Kit poured barley water into a glass and moistened her lips with his fingertip. ‘Be a good girl and drink this.’ He eased a teaspoon of liquid between the drained lips. ‘Just a little.’ Matty swallowed. ‘And again.’

He eased her head gently back onto the pillow and pulled back the sheets. Matty’s nightdress had rucked up round her thighs and, very gently, he pulled it straight.

‘You shouldn’t be doing this,’ she croaked. ‘But thank you.’

‘Why not?’ Kit brushed damp hair back from her cheek. ‘Do you want some more to drink?’

Matty shook her head and closed her eyes. Kit replaced the netting top on the jug and went through to the bathroom to wash the glass. She had felt so tiny in his hands. So light and brittle — and he thought how much he had done to break her. He returned, checked Matty was still, sat down in the chair, adjusted the light and tried to reread the final passage from
The Seven Pillars of Wisdom.
It failed him.

‘I’m sorry, Daisy,’ he had said when the Chudleighs departed in haste the morning after the furore. ‘I’m sorry for the mess and the waste.’

They were in the hall at Hinton Dysart, and she looked up from her dressing case with that quick slanting look that held him enchanted. Her cheeks were dead white. ‘This
is
the end, isn’t it, Kit? We must not see each other again.’

‘No. I mean, yes.’

He must have looked as desperate as he felt, for she touched his hand and said, ‘You must not worry about it.’

He permitted himself to gaze at the beautiful face, a little mysterious under one of her hats, he couldn’t remember which one. She returned his scrutiny then turned away.

‘Goodbye, Kit,’ she said in a matter-of-fact way...

‘Why aren’t you in bed, Kit? Can’t someone else take over?’ Matty whispered from the bed.

Kit slid
The Seven Pillars of Wisdom
onto the table and got up. ‘I thought you were asleep.’

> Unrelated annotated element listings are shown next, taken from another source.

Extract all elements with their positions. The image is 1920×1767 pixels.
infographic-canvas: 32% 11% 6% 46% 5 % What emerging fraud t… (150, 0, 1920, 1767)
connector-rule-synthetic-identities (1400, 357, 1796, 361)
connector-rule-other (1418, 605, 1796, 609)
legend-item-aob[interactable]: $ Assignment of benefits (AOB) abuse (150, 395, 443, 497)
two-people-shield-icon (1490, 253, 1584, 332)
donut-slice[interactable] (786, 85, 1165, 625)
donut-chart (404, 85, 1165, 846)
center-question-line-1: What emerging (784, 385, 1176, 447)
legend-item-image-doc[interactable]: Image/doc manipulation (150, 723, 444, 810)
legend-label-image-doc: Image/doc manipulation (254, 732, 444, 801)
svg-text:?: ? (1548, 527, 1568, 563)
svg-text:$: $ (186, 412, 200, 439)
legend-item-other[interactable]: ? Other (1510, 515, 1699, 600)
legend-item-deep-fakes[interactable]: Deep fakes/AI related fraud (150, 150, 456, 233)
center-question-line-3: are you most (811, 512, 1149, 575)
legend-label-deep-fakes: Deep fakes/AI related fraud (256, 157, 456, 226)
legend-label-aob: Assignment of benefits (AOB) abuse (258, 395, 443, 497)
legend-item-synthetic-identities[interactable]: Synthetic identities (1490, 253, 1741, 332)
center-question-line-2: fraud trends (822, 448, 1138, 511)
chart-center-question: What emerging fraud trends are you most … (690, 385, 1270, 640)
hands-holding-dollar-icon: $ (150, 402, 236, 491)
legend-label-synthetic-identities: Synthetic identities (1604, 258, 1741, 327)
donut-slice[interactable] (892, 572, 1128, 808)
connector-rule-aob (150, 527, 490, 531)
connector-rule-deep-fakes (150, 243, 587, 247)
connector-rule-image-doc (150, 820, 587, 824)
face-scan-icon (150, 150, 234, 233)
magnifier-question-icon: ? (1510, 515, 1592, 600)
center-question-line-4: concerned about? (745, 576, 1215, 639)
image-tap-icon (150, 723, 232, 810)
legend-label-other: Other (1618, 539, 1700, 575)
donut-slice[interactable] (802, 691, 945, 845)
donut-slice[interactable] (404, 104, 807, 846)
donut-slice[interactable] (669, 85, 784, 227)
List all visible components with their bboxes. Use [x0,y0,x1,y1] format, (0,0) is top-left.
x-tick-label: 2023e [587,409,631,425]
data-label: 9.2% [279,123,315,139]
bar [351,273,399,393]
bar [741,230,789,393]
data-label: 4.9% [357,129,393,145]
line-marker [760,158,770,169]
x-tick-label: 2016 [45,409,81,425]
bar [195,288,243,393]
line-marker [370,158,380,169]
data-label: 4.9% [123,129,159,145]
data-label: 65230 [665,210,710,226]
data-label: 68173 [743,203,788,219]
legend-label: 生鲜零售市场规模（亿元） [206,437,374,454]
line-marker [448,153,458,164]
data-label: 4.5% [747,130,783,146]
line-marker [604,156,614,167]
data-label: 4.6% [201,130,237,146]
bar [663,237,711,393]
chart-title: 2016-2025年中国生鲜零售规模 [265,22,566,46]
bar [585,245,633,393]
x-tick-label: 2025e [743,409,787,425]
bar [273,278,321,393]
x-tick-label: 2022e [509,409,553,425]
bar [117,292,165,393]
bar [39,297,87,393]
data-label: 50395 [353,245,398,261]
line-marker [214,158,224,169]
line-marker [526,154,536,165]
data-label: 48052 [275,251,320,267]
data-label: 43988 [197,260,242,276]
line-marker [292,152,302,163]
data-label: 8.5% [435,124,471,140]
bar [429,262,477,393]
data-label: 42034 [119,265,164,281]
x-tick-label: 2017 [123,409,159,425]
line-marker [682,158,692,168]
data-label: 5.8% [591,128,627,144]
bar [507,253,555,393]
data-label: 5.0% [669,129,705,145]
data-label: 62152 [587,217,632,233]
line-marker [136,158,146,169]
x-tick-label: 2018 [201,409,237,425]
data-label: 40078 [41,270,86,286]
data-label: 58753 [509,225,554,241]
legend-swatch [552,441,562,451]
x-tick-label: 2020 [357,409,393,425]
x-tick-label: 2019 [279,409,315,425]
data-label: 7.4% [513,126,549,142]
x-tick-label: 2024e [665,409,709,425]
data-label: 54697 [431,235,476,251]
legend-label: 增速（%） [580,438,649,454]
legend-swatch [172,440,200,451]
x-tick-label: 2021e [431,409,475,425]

‘I can’t see you very well.’ Matty was fretful. ‘Can I have the light on?’

He switched on the bedside lamp. Matty sighed and seemed easier. ‘It’s less frightening,’ she said. ‘I don’t like the dark.’

‘Are you feeling better?’

She moved jerkily under the bedclothes and winced because moving hurt, especially her chest. ‘Not much.’ She experimented with a smile, which proved too much effort. ‘Everything hurts. My hands hurt.’

He took one of her hands and examined it. ‘Wait a minute,’ he said and disappeared through the connecting door to his room. He returned with a pot of ointment.

‘I should have given this to you before but I didn’t think about it. Do you remember I told you about Prince Abdullah? Well, this was supplied by his personal physician.’ Kit unscrewed the lid and gently rubbed the paste into Matty’s skin. ‘That should help.’